Starting School: Home Clothes vs School Uniform

Starting School: Home Clothes vs School Uniform

What is the first thing your children do when they get home from school?


Do they head straight to the fridge for some much-needed food – my children are always hungry when they get home!

Perhaps they lounge on the sofa to catch up with their favourite programmes.

Or maybe they head to the garden to run around and get some fresh air and let off steam.





Do you know what I ask my children to do before they do anything else?

Get changed.

Take off their school uniform and put on home clothes.

I think that changing out of a uniform and putting on your own clothes is one of the most important things to do when the school day ends.

And here is why:


Changing into home clothes lets you be who you want to be

Many schools argue that by having a set uniform it puts all children on an even playing field.

Children focus on their education rather than what they are wearing. It unites the children – much like a team sports kit can - and it can reduce peer pressure and bullying.

But wearing a uniform and making children all dress the same also promotes conformity over individuality. Some might even argue a school uniform restricts freedom of expression.

So when my children get home from school the first thing I want them to do is take that uniform off and put on something that they want to wear.

Something that they feel comfortable in and reflect who they are.


When my children get home from school they no longer have to be the same as everyone else. They are free to be who they want to be and wear clothes that they want to wear.

Changing in home clothes reduces the amount of washing

Hear me out on this one.

I have three children. If they wore a clean school uniform every day, by the end of Friday I would have at 15 polo shirts, 5 pairs of trousers, 10 skirts and 30 socks to wash.

I encourage my children to get changed into home clothes so that they can wear their school uniform for at least a second day.

If my children wear a polo shirt for 2 days instead of 1 then I might have 9 to wash instead of 15. And if I can get 2 or 3 days out of their skirts and trousers then I have reduced that load from 15 to just 6!

I know that children rarely come home clean after a day at school, but with a little elbow grease the majority of marks and stains can be spot cleaned.
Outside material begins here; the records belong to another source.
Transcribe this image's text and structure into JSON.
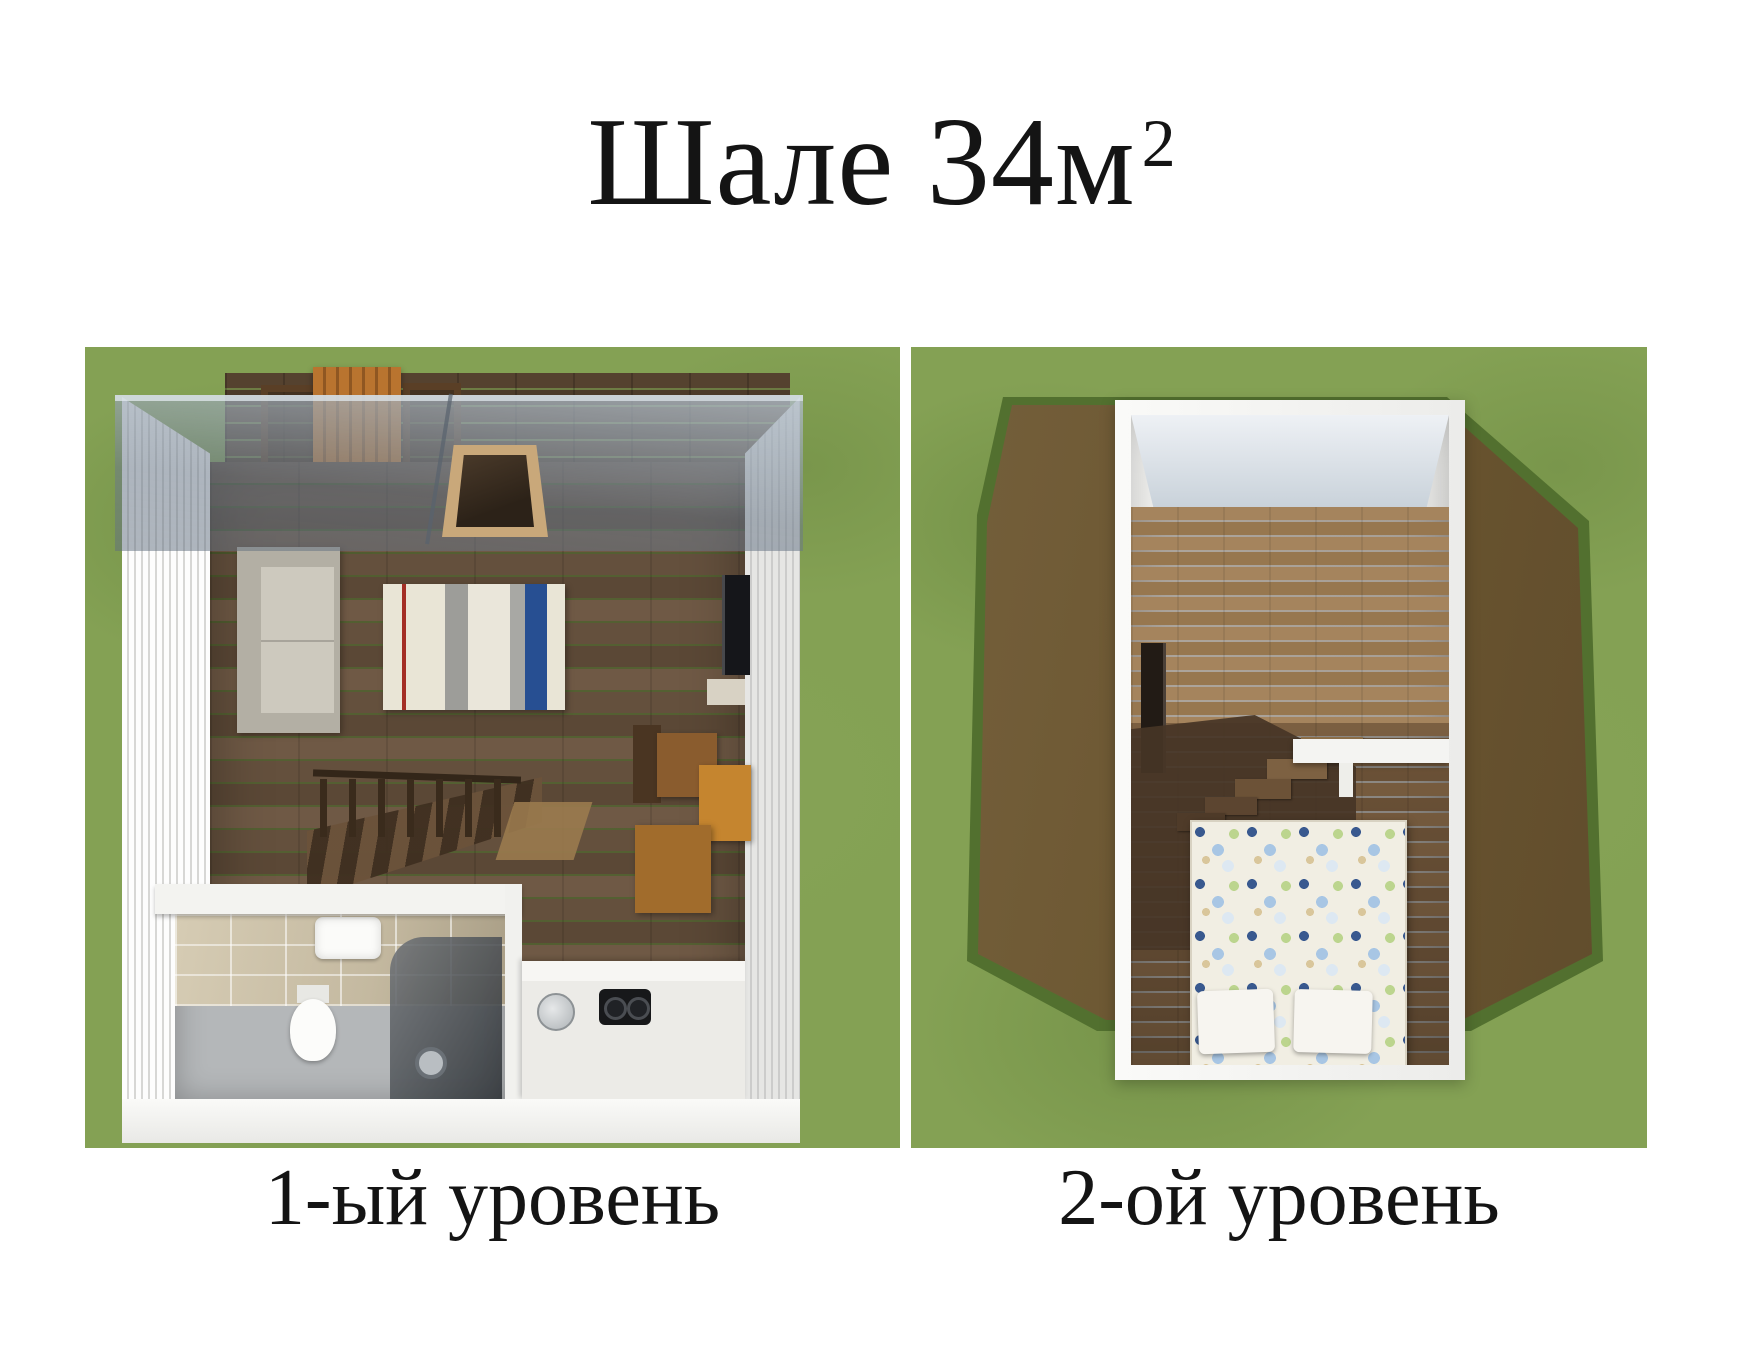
{
  "title": {
    "main": "Шале 34м",
    "sup": "2"
  },
  "panels": [
    {
      "id": "level-1",
      "caption": "1-ый уровень",
      "features": [
        "grass",
        "terrace-deck",
        "terrace-bench",
        "terrace-chairs",
        "glass-roof",
        "skylight-window",
        "sofa",
        "striped-rug-bed",
        "staircase",
        "tv",
        "media-shelf",
        "desk",
        "chair",
        "dining-table",
        "bathroom",
        "toilet",
        "sink",
        "shower",
        "kitchen-counter",
        "kitchen-sink",
        "stove"
      ]
    },
    {
      "id": "level-2",
      "caption": "2-ой уровень",
      "features": [
        "grass",
        "roof",
        "attic-room",
        "gable-ceiling",
        "wood-floor",
        "tv",
        "staircase-opening",
        "balustrade",
        "double-bed",
        "pillows"
      ]
    }
  ],
  "colors": {
    "grass": "#84a154",
    "roof": "#6c5533",
    "wall": "#f3f3f1",
    "floor_dark_wood": "#63503f",
    "floor_light_wood": "#9c7b55",
    "glass": "rgba(124,138,152,0.6)",
    "rug_blue": "#274f92",
    "rug_red": "#a32e25",
    "text": "#141414"
  }
}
Dusty knees and paint on skirts can often be scrubbed and left to dry and then worn again the next day.

TOP TIP – put a laundry basket in your child’s room just for them. Each evening go through it and retrieve all the clothes that can be worn again and put them out for the next day! No more losing things in the main laundry basket and have to wash them because they got buried under a damp towel!

*Disclaimer – my children are all age 8 or under. Older children might need a clean shirt each day but whilst mine are little they really don’t smell!*

Changing into home clothes is more comfortable

When I worked in the city as a PA I had to wear business attire every day. It was a little stuffy and uncomfortable and I am really glad that running a sewing business means I can wear comfy clothes to work!

When I got home from working in an office the first thing I did was change out of my work clothes,

My husband still has to wear a business suit every day and the first thing he does when he gets home from a day at the office is get changed,

Why? Because it is more comfortable.

And I think that is the same for children.

Soft leggings and joggers are much comfier than the stiff grey school trousers.  

Plus, you get to wear something more appropriate for the weather. In all that hot weather a few months ago my children couldn’t wait to get home to put cooler shorts and strappy dresses on!

Changing into home clothes signals the end of the school day

When your child changes out of their school uniform into home clothes it is a sign that the school day has ended.

Your child can relax. They know the rules at home. They know how you will react and home is their safe space.

I think a change of clothes really helps in making home a place of comfort and safety.  

One member of my facebook community said the same:

"I also think it is important to know it’s home, relax, get out of the school mode."

I know not everyone wants their children to change into a different set of clothes when they get home, and parents were divided in the Tutti Frutti Clothing community.

Why not join in the conversation over on Facebook or let me know in the comments - do you think changing into home clothes is important? Or are you happy for your children to wear their uniform all day?


  • Wonderful Blog, Thanks.

    Hirawats on

  • I totally agree with this principle! With my 13 year old daughter, this is not an issue. She is desperate to change out of her blazer, shirt, tie and tights and will always wear her skirt for at least 2 days. My 9 year old son on the other hand partly strips off, so just his polo top. He’s usually desperate to park himself in front of the tv with his snack. My main dilemma is having to fish out perfectly clean clothing from the stinky laundry bin, it’s a daily issue in our household! I guess at least the clothes don’t end up on the floor!